ミクマリは、相手が僅かに胎で霊気を練っている気配に気づいた。
「……どうぞ」
「はっきりと申し上げましょう。貴女の連れている“守護霊”ですが、あれは夜黒ノ気に冒されています。どう云う訳か、貴女や貴女の行く先の民に害を為してはいないようですが」
「彼は里の守護霊です。里の者の無念の所為でしょう」
「貴女がここへ訪れる前に幾つか占いを験したのですが、どれも凶兆を示していました。あの霊魂が災厄の種になる気がしてならないのです。守護神とは言え、夜黒を纏う者は疑って掛かるべきでしょう。貴女の敵やサイロウに関しても言える事ですが、旅路に立ち塞がれば戦いは避けられないでしょう。敵は強大です。器として今後も神の御手を借りる事もあるのでしょうが、その力の使い道を間違わぬ様に願います」
「御忠告、ありがとう御座います。では、これで」
ミクマリは背を見せ、小屋を出た。
――御節介よ。里の仇は兎も角、サイロウの王に態々ちょっかいを出す気はない。彼は間違っているとは思うけれど。
去り際、後方で社の巫女が呟いた。
「願わくば、貴女と霊気を向け合う事に為らぬ様に」と。
「ゲキ様……」
ミクマリは紅葉の山道を下りながら呟く。今更社の巫女に言われるまでも無かった。疑いの種は既に萌芽している。

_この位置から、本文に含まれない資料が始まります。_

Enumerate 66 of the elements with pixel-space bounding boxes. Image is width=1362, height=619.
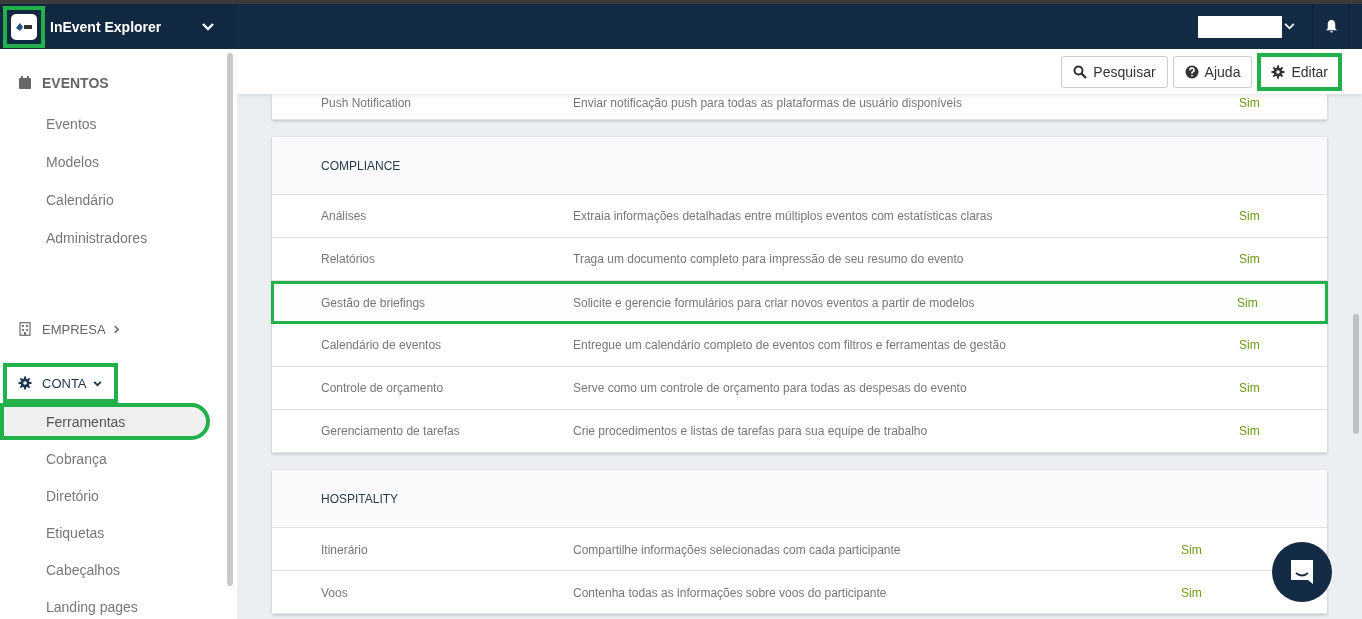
feature-description: Traga um documento completo para impressão de seu resumo do evento bbox=[573, 252, 965, 266]
feature-row[interactable]: Calendário de eventos Entregue um calendário completo de eventos com filtros e ferramentas de gestão Sim bbox=[272, 324, 1327, 367]
feature-description: Extraia informações detalhadas entre múltiplos eventos com estatísticas claras bbox=[573, 209, 994, 223]
feature-description: Crie procedimentos e listas de tarefas para sua equipe de trabalho bbox=[573, 424, 929, 438]
card-title: HOSPITALITY bbox=[272, 470, 1327, 528]
sidebar-item[interactable]: Cabeçalhos bbox=[0, 551, 225, 588]
feature-status: Sim bbox=[1181, 585, 1203, 600]
sidebar-item[interactable]: Etiquetas bbox=[0, 514, 225, 551]
feature-status: Sim bbox=[1239, 252, 1261, 266]
chevron-down-icon bbox=[92, 378, 102, 388]
feature-row[interactable]: Gestão de briefings Solicite e gerencie formulários para criar novos eventos a partir de modelos Sim bbox=[271, 281, 1328, 324]
feature-description: Contenha todas as informações sobre voos do participante bbox=[573, 585, 888, 600]
settings-icon bbox=[1271, 64, 1286, 79]
feature-status: Sim bbox=[1239, 338, 1261, 352]
feature-name: Gerenciamento de tarefas bbox=[321, 424, 461, 438]
sidebar-item[interactable]: Administradores bbox=[0, 219, 225, 257]
feature-name: Controle de orçamento bbox=[321, 381, 445, 395]
feature-row[interactable]: Push Notification Enviar notificação push para todas as plataformas de usuário disponíveis Sim bbox=[272, 94, 1327, 120]
feature-name: Push Notification bbox=[321, 96, 413, 110]
section-toggle[interactable]: EMPRESA bbox=[0, 315, 135, 343]
logo[interactable] bbox=[3, 5, 45, 48]
feature-row[interactable]: Análises Extraia informações detalhadas entre múltiplos eventos com estatísticas claras Sim bbox=[272, 195, 1327, 238]
section-toggle[interactable]: CONTA bbox=[3, 363, 118, 403]
app-name: InEvent Explorer bbox=[50, 18, 162, 35]
sidebar-item[interactable]: Diretório bbox=[0, 477, 225, 514]
sidebar-item[interactable]: Ferramentas bbox=[0, 403, 210, 440]
feature-row[interactable]: Gerenciamento de tarefas Crie procedimentos e listas de tarefas para sua equipe de trabalho Sim bbox=[272, 410, 1327, 453]
help-button[interactable]: Ajuda bbox=[1172, 55, 1253, 88]
feature-description: Serve como um controle de orçamento para todas as despesas do evento bbox=[573, 381, 968, 395]
feature-status: Sim bbox=[1237, 295, 1259, 310]
chevron-right-icon bbox=[111, 324, 121, 334]
sidebar-item[interactable]: Modelos bbox=[0, 143, 225, 181]
feature-name: Calendário de eventos bbox=[321, 338, 443, 352]
search-button[interactable]: Pesquisar bbox=[1061, 55, 1168, 88]
feature-name: Gestão de briefings bbox=[321, 295, 427, 310]
chevron-down-icon[interactable] bbox=[202, 22, 214, 31]
feature-status: Sim bbox=[1239, 381, 1261, 395]
question-mark-icon bbox=[1184, 64, 1199, 79]
feature-status: Sim bbox=[1181, 542, 1203, 557]
feature-name: Itinerário bbox=[321, 542, 369, 557]
feature-status: Sim bbox=[1239, 424, 1261, 438]
section-heading: EVENTOS bbox=[0, 69, 123, 97]
chevron-down-icon[interactable] bbox=[1284, 23, 1295, 30]
feature-description: Enviar notificação push para todas as plataformas de usuário disponíveis bbox=[573, 96, 963, 110]
scrollbar[interactable] bbox=[227, 53, 233, 586]
sidebar-item[interactable]: Landing pages bbox=[0, 588, 225, 619]
sidebar-item[interactable]: Cobrança bbox=[0, 440, 225, 477]
feature-description: Entregue um calendário completo de eventos com filtros e ferramentas de gestão bbox=[573, 338, 1007, 352]
feature-status: Sim bbox=[1239, 209, 1261, 223]
settings-button[interactable]: Editar bbox=[1257, 52, 1342, 91]
feature-row[interactable]: Controle de orçamento Serve como um controle de orçamento para todas as despesas do evento Sim bbox=[272, 367, 1327, 410]
feature-status: Sim bbox=[1239, 96, 1261, 110]
sidebar-item[interactable]: Calendário bbox=[0, 181, 225, 219]
feature-name: Análises bbox=[321, 209, 368, 223]
building-icon bbox=[18, 322, 32, 336]
calendar-icon bbox=[18, 76, 32, 90]
gear-icon bbox=[18, 376, 32, 390]
feature-description: Compartilhe informações selecionadas com cada participante bbox=[573, 542, 902, 557]
card-title: COMPLIANCE bbox=[272, 137, 1327, 195]
sidebar-item[interactable]: Eventos bbox=[0, 105, 225, 143]
search-icon bbox=[1073, 64, 1088, 79]
logo-icon bbox=[11, 13, 37, 40]
feature-name: Relatórios bbox=[321, 252, 377, 266]
scrollbar[interactable] bbox=[1353, 314, 1359, 434]
feature-name: Voos bbox=[321, 585, 349, 600]
feature-description: Solicite e gerencie formulários para criar novos eventos a partir de modelos bbox=[573, 295, 976, 310]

これまでの旅で幾度も浮き上がった彼への不審。他の“神の気配”との相違。
先の老婆の霊の言に加えての先程の忠告。
愈々これらが茎を伸ばし、娘の胸へと蔓を絡ませる事と為った。
果たしてこれが付けるは蜜の花か、毒の果実か。
******
甍覆……神社の建築に於いて、棟の上端を覆う水平の細長い板を指す。
生剥……神道で定められた天津罪の一つ。馬の皮を生きたまま剥ぐ行為。